Here's the difference between this and other previously revealed spying programs. Your data travels over the Internet to get to those servers and be stored there. For others to see what data you've stored, it must travel out, again over the Internet. That's legally protected data and the NSA (at least theoretically) needs a court order to remove it from those servers. The FISA court (the NSA's blessing source) almost always rubber stamps NSA requests so it's pretty easy to conduct that kind of data extraction but at least there is still a record of what the NSA is looking for and why and some grounds for taking legal action against it.
Muscular doesn't go near the data as it's travelling on the Internet or while it's on those servers. Instead it intercepts data that's already been stored and is travelling through non-public connections between each company's many servers as the companies synchronize stored data or transfer it internally. Internet giants like Google transfer data among their servers constantly in networks of servers known as (you've heard it before) "clouds". This constant transfer helps distribute server activity so that a sudden spike in requests for data on a particular server doesn't crash it (called "load management") or for maintenance, security and other reasons. To do this they use special fibre-optic wires that connect their various servers and are not publicly available.
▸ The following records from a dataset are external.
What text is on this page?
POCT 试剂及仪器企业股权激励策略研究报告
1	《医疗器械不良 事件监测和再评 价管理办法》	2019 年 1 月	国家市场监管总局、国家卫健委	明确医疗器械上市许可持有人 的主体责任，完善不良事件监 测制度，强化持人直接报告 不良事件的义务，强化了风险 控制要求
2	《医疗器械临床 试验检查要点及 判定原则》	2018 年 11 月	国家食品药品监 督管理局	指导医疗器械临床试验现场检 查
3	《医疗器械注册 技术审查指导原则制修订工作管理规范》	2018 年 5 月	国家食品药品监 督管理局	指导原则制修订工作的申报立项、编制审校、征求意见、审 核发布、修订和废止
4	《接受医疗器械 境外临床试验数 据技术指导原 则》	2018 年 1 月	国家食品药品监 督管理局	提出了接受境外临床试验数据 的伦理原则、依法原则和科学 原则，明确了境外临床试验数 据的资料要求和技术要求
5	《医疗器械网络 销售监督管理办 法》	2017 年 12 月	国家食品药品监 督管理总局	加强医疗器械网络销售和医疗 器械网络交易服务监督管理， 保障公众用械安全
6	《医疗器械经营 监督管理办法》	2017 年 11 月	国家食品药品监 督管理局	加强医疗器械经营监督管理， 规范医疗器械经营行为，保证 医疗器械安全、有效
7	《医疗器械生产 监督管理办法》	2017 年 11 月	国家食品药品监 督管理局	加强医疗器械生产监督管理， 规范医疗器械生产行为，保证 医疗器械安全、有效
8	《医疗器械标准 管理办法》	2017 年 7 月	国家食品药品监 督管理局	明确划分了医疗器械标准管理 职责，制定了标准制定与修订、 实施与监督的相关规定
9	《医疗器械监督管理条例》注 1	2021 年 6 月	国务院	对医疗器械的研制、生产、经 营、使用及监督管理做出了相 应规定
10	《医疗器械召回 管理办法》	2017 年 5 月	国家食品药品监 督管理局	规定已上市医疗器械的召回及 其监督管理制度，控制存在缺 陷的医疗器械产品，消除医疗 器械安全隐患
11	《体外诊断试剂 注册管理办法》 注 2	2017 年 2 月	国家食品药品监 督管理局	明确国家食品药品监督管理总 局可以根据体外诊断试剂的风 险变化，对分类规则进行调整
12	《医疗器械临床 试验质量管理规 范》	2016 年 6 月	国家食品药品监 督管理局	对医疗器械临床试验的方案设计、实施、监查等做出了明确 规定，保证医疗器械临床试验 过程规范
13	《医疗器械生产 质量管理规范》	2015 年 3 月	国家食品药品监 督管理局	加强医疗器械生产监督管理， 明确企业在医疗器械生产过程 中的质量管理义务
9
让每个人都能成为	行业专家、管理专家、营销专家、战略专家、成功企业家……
The data transferred among these servers is typically encoded so nobody can read it without having the decoding keys. That's a security measure. According to these reports, the NSA has figured out a way to de-code those formats, then captures the data being transferred by tapping into these internal connections and then, without anyone outside the NSA knowing it, decodes the stuff and analyses it to decide what, if anything, they want to do with it. If they decide to store it, they have several NSA storage centers that can easily handle it. They then allow the data to resume its journey. It all happens in micro-seconds.
This is typically called a "man in the middle interception" and it's like tapping the wire between your computer and an external hard drive you use for storage -- except multiplied hundreds of millions of times.
"I knew the NSA drawing was real from the smiley-face," wrote Slate's David Auerbach, referring to the Internet smile icon used in the leaked diagram and replicated above. "Only an eager and myopic software engineer -- seeing the interception of Google and Yahoo’s data as a challenge and game rather than as a security and political matter -- would make such a light-hearted and self-satisfied gesture at the prospect of hacking into Google’s internal servers."
Of course, it's not a game. It is a highly sophisticated and intentionally intrusive method of data-gathering: spycraft at its most pernicious performed constantly on the email, photos, videos and other data posted by the people of this country (and many others).